The local fishermen tried to keep the fish from eating Qu Yuan’s body by throwing food into the water. Over time this became a tradition. Later a legend gained credence that Qu Yuan was killed by a great underwater dragon.
Qu Yuan
The Maoist government banned celebrations of Duanwu in 1949. It wasn’t until only a few years ago that the Chinese government officially reinstated three of the country’s most popular holidays: Tomb Sweeping Day, Mid-Autumn Festival and Duanwu.
It would be hard to describe Tonga in a word, but you could do worse than ‘exceptional’. Over the past two hundred years, the remote archipelago has stubbornly been the exception in the Pacific rather than the norm.
Though it was a British protectorate until 1970, Tonga is the only Pacific island nation never to have been formerly colonized. It’s the only nation in the region continuously governed by its indigenous population. And it’s the last Polynesian monarchy, making it one of only five members of the Commonwealth of Nations to have its own monarch.
Located about 3,000 kilometers east of Australia, Tonga consists of 171 islands.
Tonga is one of the smallest countries in the world, both in terms of area and population. At 747 sq. km, its landmass is roughly one-tenth the size of Los Angeles County and it has 1/100th the population.
Its life expectancy is 73–quite long for the region. And for our Moscow readers, the lowest temperature ever recorded in Tonga was 48 F/8.7 C.
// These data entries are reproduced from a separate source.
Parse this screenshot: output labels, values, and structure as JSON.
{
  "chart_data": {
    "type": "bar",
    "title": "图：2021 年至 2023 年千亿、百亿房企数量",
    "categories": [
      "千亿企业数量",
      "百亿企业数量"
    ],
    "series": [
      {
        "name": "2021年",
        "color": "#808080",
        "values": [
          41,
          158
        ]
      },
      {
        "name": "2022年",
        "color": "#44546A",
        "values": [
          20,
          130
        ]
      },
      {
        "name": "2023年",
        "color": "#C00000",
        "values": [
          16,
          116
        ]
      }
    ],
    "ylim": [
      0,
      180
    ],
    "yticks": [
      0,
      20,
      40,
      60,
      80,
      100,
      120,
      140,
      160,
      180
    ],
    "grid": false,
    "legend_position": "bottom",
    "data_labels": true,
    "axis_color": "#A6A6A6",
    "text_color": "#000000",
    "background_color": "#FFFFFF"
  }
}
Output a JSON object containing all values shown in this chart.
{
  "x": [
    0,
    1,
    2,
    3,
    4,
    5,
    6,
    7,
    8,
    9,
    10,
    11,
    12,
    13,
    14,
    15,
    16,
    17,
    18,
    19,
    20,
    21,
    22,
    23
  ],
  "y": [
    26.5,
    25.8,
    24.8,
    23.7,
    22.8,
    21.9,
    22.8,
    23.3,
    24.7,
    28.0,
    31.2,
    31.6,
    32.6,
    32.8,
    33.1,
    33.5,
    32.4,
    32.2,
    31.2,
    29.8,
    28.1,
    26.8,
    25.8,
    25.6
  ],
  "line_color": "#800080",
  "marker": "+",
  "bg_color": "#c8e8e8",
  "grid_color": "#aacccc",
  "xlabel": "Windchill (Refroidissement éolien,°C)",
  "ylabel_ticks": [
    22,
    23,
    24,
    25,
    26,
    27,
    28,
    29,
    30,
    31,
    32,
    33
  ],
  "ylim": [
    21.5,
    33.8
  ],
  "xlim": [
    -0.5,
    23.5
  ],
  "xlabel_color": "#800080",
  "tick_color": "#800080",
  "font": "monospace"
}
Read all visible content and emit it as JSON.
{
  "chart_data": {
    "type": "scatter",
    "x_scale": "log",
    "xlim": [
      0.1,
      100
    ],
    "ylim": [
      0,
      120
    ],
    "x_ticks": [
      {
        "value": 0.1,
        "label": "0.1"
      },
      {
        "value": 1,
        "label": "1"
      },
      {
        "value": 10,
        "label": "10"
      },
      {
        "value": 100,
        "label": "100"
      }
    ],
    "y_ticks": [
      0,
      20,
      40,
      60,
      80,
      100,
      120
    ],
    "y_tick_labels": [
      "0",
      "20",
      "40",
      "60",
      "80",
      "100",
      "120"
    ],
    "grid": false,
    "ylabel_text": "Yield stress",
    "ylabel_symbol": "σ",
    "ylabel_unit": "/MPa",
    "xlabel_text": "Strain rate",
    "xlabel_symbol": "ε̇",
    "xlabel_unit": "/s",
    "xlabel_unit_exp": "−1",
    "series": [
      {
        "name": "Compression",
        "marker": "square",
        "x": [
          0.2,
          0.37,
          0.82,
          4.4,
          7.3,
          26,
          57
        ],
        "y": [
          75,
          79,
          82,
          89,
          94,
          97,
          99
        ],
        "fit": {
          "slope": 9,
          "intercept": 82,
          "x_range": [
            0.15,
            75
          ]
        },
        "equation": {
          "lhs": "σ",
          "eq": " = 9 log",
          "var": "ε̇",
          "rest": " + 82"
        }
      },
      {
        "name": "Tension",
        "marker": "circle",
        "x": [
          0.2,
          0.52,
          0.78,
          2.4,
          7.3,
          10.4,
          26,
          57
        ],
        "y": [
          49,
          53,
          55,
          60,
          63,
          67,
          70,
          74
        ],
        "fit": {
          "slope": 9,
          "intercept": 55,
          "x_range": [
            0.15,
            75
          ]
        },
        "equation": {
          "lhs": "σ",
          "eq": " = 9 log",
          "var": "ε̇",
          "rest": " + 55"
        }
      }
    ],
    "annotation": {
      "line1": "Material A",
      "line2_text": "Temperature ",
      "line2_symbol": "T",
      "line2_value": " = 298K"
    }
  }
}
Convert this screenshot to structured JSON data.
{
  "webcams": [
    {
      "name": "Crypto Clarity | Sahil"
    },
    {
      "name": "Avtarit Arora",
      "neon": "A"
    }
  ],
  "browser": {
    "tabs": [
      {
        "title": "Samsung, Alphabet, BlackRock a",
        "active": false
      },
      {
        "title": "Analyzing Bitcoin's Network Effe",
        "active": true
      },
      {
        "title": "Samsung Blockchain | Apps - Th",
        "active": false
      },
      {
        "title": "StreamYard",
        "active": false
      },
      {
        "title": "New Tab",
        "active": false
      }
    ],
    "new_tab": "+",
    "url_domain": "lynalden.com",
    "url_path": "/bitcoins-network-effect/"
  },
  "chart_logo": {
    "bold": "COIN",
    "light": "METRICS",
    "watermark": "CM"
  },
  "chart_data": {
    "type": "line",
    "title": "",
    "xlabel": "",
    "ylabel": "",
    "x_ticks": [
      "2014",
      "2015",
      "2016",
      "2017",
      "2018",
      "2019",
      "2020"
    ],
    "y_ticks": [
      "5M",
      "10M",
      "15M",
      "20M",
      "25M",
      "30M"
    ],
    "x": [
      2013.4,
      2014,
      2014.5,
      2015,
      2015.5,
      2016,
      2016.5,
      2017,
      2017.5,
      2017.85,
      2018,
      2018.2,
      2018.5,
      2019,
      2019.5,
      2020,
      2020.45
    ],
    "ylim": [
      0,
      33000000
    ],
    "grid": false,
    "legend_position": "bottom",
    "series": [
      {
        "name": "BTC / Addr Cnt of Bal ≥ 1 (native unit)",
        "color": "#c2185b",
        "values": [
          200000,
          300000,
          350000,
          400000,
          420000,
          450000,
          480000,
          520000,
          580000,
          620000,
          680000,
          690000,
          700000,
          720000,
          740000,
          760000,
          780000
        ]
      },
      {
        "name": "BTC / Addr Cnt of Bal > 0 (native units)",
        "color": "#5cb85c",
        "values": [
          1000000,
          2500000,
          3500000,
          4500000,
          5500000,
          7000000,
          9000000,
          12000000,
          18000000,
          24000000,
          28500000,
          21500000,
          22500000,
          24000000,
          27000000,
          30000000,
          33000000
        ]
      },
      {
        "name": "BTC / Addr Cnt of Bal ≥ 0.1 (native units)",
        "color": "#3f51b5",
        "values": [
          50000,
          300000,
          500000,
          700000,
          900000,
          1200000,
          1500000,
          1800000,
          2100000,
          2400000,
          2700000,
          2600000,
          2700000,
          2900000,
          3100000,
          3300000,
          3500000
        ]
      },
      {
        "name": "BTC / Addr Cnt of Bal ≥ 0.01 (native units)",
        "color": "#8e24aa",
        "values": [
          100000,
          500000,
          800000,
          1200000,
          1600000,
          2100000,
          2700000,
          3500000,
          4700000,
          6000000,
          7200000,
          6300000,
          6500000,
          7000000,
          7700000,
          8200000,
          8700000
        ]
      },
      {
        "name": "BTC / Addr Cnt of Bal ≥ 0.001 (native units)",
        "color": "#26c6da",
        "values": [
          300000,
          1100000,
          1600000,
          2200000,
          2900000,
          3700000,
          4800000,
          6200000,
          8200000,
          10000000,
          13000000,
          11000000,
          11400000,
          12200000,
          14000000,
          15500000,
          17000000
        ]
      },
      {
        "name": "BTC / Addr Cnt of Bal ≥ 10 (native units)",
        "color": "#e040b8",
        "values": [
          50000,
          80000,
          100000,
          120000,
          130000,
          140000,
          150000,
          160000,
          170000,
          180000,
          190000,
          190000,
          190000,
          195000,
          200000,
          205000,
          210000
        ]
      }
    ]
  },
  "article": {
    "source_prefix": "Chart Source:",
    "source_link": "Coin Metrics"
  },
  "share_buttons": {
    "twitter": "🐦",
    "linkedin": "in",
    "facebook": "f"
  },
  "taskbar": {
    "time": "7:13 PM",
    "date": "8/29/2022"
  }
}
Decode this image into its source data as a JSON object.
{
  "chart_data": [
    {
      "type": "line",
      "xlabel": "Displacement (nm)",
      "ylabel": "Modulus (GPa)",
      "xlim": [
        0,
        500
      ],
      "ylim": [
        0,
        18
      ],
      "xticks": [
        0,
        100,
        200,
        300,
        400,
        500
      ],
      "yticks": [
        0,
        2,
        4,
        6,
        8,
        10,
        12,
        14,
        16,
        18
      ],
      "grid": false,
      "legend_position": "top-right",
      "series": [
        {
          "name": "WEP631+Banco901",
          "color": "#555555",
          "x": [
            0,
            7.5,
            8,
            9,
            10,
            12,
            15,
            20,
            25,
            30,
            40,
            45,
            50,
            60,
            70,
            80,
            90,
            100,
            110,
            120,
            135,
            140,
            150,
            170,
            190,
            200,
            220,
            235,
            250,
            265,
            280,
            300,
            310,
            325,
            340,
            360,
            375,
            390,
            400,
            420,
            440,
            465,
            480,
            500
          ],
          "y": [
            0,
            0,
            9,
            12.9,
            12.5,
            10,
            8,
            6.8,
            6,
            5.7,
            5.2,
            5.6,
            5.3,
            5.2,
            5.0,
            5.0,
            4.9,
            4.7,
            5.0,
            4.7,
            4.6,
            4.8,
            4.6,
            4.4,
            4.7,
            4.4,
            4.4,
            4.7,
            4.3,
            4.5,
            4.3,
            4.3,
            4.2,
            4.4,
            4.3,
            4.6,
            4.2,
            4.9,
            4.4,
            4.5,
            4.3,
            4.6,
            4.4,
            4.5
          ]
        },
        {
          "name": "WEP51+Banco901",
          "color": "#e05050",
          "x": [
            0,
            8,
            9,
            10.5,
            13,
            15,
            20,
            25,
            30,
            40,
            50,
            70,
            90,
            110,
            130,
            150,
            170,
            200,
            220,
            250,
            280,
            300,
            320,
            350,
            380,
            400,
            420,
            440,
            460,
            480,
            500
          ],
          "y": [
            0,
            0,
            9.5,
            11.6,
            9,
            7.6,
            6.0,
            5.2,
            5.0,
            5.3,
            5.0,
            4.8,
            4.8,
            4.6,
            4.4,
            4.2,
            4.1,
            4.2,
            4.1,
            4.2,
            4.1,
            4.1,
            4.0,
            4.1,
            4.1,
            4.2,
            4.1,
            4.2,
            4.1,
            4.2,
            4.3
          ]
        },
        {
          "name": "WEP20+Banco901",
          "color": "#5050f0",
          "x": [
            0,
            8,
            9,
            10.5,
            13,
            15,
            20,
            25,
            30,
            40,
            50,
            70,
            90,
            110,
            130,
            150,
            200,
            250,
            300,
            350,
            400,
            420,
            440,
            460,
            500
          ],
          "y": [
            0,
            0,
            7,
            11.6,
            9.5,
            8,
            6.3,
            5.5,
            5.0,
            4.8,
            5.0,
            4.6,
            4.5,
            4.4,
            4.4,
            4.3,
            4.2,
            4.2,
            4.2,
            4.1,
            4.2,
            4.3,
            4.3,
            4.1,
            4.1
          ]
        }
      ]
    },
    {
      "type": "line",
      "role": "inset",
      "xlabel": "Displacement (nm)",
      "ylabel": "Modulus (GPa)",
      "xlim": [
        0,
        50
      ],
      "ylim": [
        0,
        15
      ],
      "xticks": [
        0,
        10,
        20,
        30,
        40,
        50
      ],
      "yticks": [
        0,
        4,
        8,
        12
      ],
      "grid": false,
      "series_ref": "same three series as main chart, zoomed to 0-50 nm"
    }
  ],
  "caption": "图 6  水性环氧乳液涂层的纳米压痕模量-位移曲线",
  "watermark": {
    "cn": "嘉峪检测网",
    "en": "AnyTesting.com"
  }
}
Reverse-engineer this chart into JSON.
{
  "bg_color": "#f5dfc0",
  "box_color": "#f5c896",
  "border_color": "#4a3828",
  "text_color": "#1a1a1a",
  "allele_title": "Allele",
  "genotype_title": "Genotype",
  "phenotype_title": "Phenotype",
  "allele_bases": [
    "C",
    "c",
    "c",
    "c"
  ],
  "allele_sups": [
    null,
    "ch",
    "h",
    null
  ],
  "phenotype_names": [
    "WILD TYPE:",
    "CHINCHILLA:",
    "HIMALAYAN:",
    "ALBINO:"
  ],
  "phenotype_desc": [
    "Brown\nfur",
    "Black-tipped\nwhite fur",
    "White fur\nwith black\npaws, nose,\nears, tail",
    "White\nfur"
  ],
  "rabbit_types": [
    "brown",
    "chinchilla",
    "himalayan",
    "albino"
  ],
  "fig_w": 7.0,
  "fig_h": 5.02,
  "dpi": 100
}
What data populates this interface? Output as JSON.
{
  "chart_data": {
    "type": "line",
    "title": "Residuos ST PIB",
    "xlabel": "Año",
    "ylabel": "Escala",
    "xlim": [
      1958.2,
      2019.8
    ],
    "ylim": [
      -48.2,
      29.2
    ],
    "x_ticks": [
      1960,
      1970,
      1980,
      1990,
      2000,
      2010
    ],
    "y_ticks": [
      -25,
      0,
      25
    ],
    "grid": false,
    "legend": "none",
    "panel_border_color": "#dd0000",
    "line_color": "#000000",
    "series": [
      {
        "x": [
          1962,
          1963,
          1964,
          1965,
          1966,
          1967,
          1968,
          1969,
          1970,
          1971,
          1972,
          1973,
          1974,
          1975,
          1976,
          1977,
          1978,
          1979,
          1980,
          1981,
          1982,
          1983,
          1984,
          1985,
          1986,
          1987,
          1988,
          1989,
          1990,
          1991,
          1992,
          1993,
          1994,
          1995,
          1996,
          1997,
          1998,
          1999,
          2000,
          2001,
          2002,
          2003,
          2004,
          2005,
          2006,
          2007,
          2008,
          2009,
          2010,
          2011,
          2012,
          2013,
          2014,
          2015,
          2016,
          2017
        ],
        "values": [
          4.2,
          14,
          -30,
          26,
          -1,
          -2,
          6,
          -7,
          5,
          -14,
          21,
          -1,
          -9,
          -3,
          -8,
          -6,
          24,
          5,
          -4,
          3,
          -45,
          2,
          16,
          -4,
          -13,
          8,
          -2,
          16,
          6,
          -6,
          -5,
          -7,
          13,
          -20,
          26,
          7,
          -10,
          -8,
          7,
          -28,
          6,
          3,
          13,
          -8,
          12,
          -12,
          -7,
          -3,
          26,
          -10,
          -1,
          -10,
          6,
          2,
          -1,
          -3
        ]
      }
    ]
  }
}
That’s not to say Tonga is without problems. In addition to widespread poverty, public demands for reducing royal power have met stiff resistance. And its not hard to see why. Over the past two hundred years, Tonga’s monarchs have been the core force in maintaining its highly autonomous status and development.
Tonga has been inhabited since about 2500 BC. Oral history recalls the sovereign line dating back a thousand years. But there are no written records of Tongan history before Captain Cook’s landings in the 1770s. Cook called the place the “Friendly Islands” based on the population’s hospitality and his positive exchanges with the locals.
King George Tupou I
The first king of Tonga as we recognize it today was King George Tupou I. Tupou is believed to have been born in 1793. As a chieftain, he consolidated power over the disparate island groups.
“From a small, disputed inheritance in the Ha’apai group in 1820, his ambition to reunite Tonga after its civil wars which had begun in the 1780s led him first to the conquest of Ha’apai in 1826; he secured the inheritance of Vava’u in 1833, and the inheritance of the Tu’i Kanokupolu title which nominally gave him Tongatapu in 1845, and thus made him king of all Tonga.”
He had abolished serfdom in Vava’u—part of Tonga—back in the 1830s. In 1862 he took two more extraordinary steps. Not only did he create a parliamentary system of government, he also…
“…abolished the system of semi-serfdom that had previously existed and established an entirely alien system of land tenure whereby every Tongan male, upon reaching the age of 16, was entitled to rent for life at a nominal fee a plot of bush land (api) of 8.25 acres, plus a village allotment of about three-eighths of an acre for his home.”
For these and more sweeping changes, the first modern king is Tonga’s national hero. The anniversary of the Tupou’s coronation in 1875 is celebrated in December, but June 4 is Tonga’s National Day. It remembers both the anniversary of the the abolishment of serfdom in 1862 and the end of Tonga’s status as a British protectorate over a century later.